Animal models offer a fruitful approach to study the neurobiological basis of brain disturbances relevant to Schizophrenia. Furthermore, they are vital tools for testing hypotheses which cannot be directly assessed in human subjects for ethical and technical reasons. The advantage of animal models universally lies in the fact that they present a more accessible form o f a complex human phenomenon. Animal models of prenatal inflammation and prenatal iron deficiency converge on the evidence for abnormal myelin in Schizophrenia. Therefore, they represent advantageous avenues for myelin research, the discovery of novel myelin related mechanisms and putative drug targets.
We hypothesised that myelin dysregulation would be present in post-mortem human Schizophrenia and in preclinical animal models of prenatal inflammation and prenatal iron deficiency. Using predominantly discovery-based proteomics, we aimed to reveal signalling pathways to explain the myelin deficits and provide more insight into the observed myelin pathology in Schizophrenia.
Our data suggests a decrease in myelin specific, and myelin related proteins in the prefrontal cortex of adult rodent offspring prenatally exposed to inflammation or iron deficiency which could relate to the myelin abnormalities present in post-mortem human Schizophrenia. A collective dysregulation was also observed in core metabolic and mitochondrial signalling, aspects of the mitogen activated protein kinase pathway, and evidence for oxidative stress. In the white matter of the dorsolateral prefrontal cortex of post-mortem human Schizophrenia we reported pathways affected by differential protein expression to include transport, signal transduction, energy pathways relating to sugar, lipid and carbohydrate metabolism, cell growth and maintenance. Additionally, upon enriching for the myelin proteome in the dorsolateral prefrontal cortex white matter we found significant changes in core myelin specific proteins accompanied by changes in protein signalling and protein trafficking pathways.

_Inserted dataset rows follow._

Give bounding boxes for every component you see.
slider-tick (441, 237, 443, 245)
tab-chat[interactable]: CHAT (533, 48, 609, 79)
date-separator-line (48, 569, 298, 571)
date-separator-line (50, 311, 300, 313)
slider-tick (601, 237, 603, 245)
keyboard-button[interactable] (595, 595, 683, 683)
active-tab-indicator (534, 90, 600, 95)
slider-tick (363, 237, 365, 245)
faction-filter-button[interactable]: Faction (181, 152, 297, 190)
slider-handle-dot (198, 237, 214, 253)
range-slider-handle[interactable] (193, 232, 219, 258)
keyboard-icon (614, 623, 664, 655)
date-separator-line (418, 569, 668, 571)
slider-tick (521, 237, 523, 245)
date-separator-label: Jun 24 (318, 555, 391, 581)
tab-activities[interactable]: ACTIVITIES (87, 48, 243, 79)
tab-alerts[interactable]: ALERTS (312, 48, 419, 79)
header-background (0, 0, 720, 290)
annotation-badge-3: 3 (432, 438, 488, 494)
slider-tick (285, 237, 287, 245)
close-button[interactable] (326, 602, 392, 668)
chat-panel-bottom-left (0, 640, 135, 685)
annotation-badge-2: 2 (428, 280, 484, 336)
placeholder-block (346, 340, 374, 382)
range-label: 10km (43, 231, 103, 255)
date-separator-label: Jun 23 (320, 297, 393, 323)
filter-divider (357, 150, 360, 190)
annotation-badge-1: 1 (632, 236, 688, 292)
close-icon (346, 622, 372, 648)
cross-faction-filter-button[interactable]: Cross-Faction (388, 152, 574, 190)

Considering Schizophrenia unfolds during the late period of brain maturation while myelination is still continuing, such as adolescence, we also determined protein expression in the prefrontal cortex of adult rodents following exposure to adolescent Risperidone to shed light on biological mechanisms pertaining to antipsychotic treatment which may also lie at the heart of Schizophrenia myelin neuropathology. Our data suggest that Risperidone treatment in adolescence following exposure to prenatal inflammation or prenatal iron deficiency could prevent myelin and metabolic/mitochondrial related protein changes implicating a positive role of early intervention treatment to prevent these changes.
The presented data contribute to the composition of a scenario that may lead to a better understanding of Schizophrenia pathogenesis. The collection of protein alterations identified here reinforces the importance of myelin in Schizophrenia, and reveals a number of new potential markers that may contribute to the understanding of the pathogenesis of this complex disease.